Elgendy got a firsthand look at the problems enterprises face when trying to test and deploy AI, having worked previously VP of engineering of the AI platform at Japanese e-commerce giant Rakuten, as well as head of engineering at machine learning-driven x-ray machine threat detector Synapse, and a senior engineering manager at Amazon.
How Kolena’s AI Quality Platform works
Kolena’s solution is designed to support software developers and IT personnel in building safe, reliable, and fair AI systems for real-world use cases.
By enabling rapid development of detailed test cases from datasets, it facilitates close scrutiny of AI/ML models in scenarios they will face in the real world, moving beyond aggregate statistical metrics that can obscure a model’s performance on critical tasks.
Each customer of Kolena hooks up the model they want to use to its API, and provides the customer’s own dataset for their AI and set of “functional requirements” for how they want their model to operate when deployed, whether that’s manipulating text, imagery, code, audio or other content.
Also, each customer can decide to measure for attributes such as bias and diversity of age, race, ethnicity, and lists of dozens of metrics. Kolena will run tests on the model simulating hundreds or thousands of interactions to see if the model produces undesirable results, and if so, how often, and under what circumstances or conditions.
It also re-tests models after they have been updated, trained, retrained, fine-tuned, or changed by the provider or customer, and in usage and deployment.
“It will run tests and tell you exactly where your model has degraded,” Elgendy said. “Kolena takes the guessing part out of the equation, and turns it into a true engineering discipline like software.”
The ability to test AI systems isn’t just useful for enterprises, but for AI model provider companies themselves. Elgendy noted that Google’s Gemini, recently the subject of controversy for generating racially confused and inaccurate imagery, might have been able to benefit from his company’s AI Quality Platform testing prior to deployment.

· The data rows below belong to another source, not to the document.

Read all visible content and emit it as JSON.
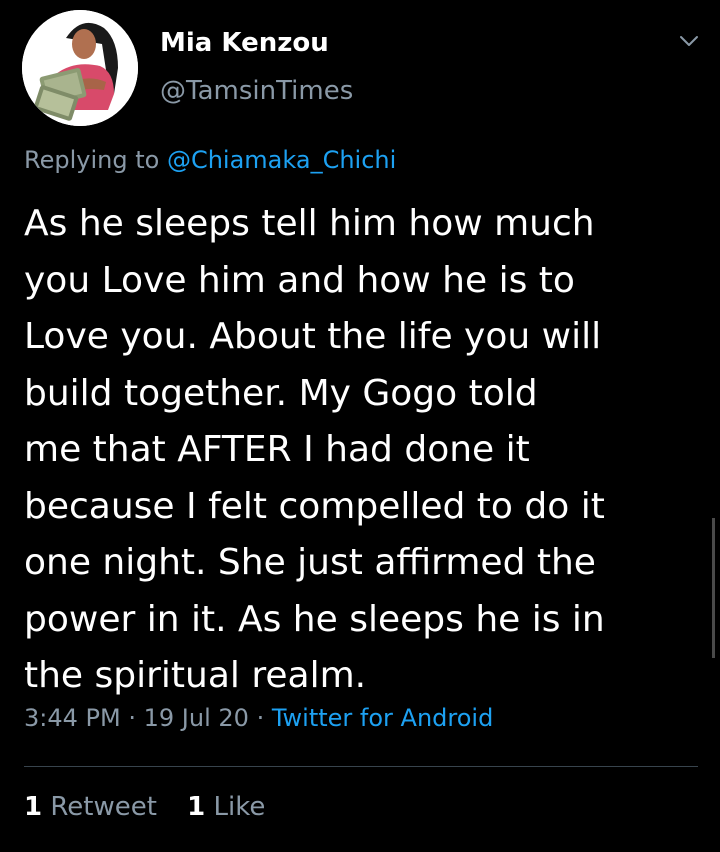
{
  "author": {
    "name": "Mia Kenzou",
    "handle": "@TamsinTimes"
  },
  "reply": {
    "prefix": "Replying to",
    "mention": "@Chiamaka_Chichi"
  },
  "body_lines": [
    "As he sleeps tell him how much",
    "you Love him and how he is to",
    "Love you. About the life you will",
    "build together. My Gogo told",
    "me that AFTER I had done it",
    "because I felt compelled to do it",
    "one night. She just affirmed the",
    "power in it. As he sleeps he is in",
    "the spiritual realm."
  ],
  "meta": {
    "time": "3:44 PM",
    "sep1": "·",
    "date": "19 Jul 20",
    "sep2": "·",
    "source": "Twitter for Android"
  },
  "stats": {
    "retweets_count": "1",
    "retweets_label": "Retweet",
    "likes_count": "1",
    "likes_label": "Like"
  },
  "colors": {
    "background": "#000000",
    "text": "#ffffff",
    "muted": "#8a99a7",
    "link": "#1da1f2",
    "divider": "#38444d"
  },
  "icons": {
    "caret": "chevron-down-icon",
    "avatar": "avatar"
  }
}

Two years of closed beta testing with Fortune 500 companies, startups
True to its aspirations, Kolena isn’t releasing its AI Quality Platform without its own extensive testing of how well it works at testing other AI models.
The company has been offering the platform in a closed beta to customers over the last 24 months and refining it based on their use cases, needs, and feedback.
“We intentionally worked with a select set of customers that helped us define the list of unknowns, and unknown-unknowns,” said Elgendy.
Among those customers are startups, Fortune 500 companies, government agencies and AI standardization institutes. Elgendy explained.
Already, combined, this set of closed beta customers has run “tens of thousands” of tests on AI models through Kolena’s platform.
Going forward, Elgendy said that Kolena was pursuing customers across three categories: 1. “builders” of AI foundation models 2. buyers in tech 3. buyers outside of tech — Elgendy stated one company that Kolena was working with provided a large language model (LLM) solution that could hook up to fast food drive-throughs and take orders. Another target market: autonomous vehicle builders.
Kolena’s AI Quality Platform is priced according to a software-as-a-service (SaaS) model, with three tiers of escalating prices designed to track along a company’s growth with AI, from starting with examining their data quality to training a model to finally, deploying it.